Smart contracts in the trade sector will need to rely on IoT sensors to live up to their full potential new research suggests.
Smart contracts have limited efficiency in certain industries if not implemented in conjunction with IoT sensors according to experts in blockchain and business from NYU.
Stern School of Business Associate Professors Hanna Halaburda and Yannis Bakos presented their research at the Unitize conference July 10 on the interaction between smart contracts and Internet of Things (IoT) sensors in improving business efficiencies.
Smart contracts make business more democratic
The study looked at how “smart contracts will make the business landscape more democratic” — that is, beneficial for all parties involved — however it found shortcomings in the current implementation of the technology when used alone.
Halaburda explained that IoT is critical for maximising the benefits of smart contracts within the trade sector:
“It turns out they solve a problem, but only partially,” she said, “but what doesn’t happen, if we just add smart contracts, is the higher quality of delivery [of goods].”
Citing a contract between a fruit shipping company and the retailer, she explained that the smart contract solves the problem of automated execution, but does not incentivize the shipping company to ensure the quality of the fruit.
However, when adding IoT sensors into the process, a smart contract can have increased detail or adjusted payments based on the quality of the fruit delivered, such as the temperature of storage.
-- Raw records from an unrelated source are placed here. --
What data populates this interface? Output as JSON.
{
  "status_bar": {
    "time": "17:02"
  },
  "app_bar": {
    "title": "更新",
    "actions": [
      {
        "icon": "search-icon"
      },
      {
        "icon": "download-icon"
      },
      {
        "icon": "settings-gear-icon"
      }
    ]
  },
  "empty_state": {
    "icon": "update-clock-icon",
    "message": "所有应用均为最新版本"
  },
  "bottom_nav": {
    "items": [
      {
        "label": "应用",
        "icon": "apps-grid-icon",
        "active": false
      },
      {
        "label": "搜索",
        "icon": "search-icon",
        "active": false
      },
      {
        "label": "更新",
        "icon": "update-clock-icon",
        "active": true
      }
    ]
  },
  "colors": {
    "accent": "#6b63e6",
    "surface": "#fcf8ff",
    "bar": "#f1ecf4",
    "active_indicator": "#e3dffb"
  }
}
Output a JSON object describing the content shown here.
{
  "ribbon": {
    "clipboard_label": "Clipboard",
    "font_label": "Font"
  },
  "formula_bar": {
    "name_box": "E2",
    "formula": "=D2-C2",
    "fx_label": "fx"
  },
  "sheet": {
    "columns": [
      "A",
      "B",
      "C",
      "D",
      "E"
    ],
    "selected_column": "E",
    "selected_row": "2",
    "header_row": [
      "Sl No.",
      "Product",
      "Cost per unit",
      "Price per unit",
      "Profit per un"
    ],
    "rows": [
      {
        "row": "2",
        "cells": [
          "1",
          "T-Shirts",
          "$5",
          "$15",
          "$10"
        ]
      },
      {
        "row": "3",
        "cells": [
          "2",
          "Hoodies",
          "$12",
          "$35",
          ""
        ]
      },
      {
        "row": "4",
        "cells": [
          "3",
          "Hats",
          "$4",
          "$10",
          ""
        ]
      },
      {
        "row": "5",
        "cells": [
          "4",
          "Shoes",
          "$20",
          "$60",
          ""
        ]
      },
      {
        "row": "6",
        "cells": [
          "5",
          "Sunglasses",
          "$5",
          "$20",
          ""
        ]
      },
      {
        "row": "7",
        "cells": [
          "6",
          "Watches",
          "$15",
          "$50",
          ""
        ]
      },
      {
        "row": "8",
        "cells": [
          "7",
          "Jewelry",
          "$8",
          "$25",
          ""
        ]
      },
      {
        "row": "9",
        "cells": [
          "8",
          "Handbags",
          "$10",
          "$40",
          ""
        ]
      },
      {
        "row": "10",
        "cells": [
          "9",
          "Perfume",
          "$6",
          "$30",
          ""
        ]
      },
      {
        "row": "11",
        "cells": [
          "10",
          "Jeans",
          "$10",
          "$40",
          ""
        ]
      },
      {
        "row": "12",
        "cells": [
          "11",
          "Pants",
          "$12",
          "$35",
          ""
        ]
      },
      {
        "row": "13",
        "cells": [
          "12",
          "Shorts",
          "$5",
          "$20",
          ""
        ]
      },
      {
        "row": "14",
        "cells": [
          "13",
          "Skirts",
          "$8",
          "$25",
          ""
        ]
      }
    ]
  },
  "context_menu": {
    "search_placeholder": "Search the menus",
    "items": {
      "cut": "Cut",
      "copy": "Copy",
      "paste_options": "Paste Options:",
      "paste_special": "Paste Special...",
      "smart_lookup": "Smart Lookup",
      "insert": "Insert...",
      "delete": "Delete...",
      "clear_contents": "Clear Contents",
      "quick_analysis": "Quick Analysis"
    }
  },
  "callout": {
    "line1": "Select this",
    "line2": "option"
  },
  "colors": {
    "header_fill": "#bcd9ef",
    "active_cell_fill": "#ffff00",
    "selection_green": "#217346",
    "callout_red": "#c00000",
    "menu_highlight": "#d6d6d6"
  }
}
As a result, neither party needs to trust the other to complete their portion of the agreement.
It comes down to legal costs
The decision about whether to implement smart or tradition contracts comes down to the legal costs when disputing them, Halaburda explained:
“If the legal costs are very low, then it never makes sense to implement smart contracts when the smart contracts are costly to implement. […] For a region when it makes sense to implement the [IoT] sensors, then adding smart contracts is not adding any more value.”
When legal costs for traditional contract disputes would normally be high, the implementation of IoT sensors and smart contracts have maximum value, she concluded.
Saving $300 billion annually
A recent report by Cointelegraph Consulting and VeChain also addresses the benefits of combining blockchain technology with IoT, suggesting it can save the food industry $300 billion annually within seven years. IBM has already implemented FoodTrust which caters for Walmart, Carrefour, and California Giant Berry Farms.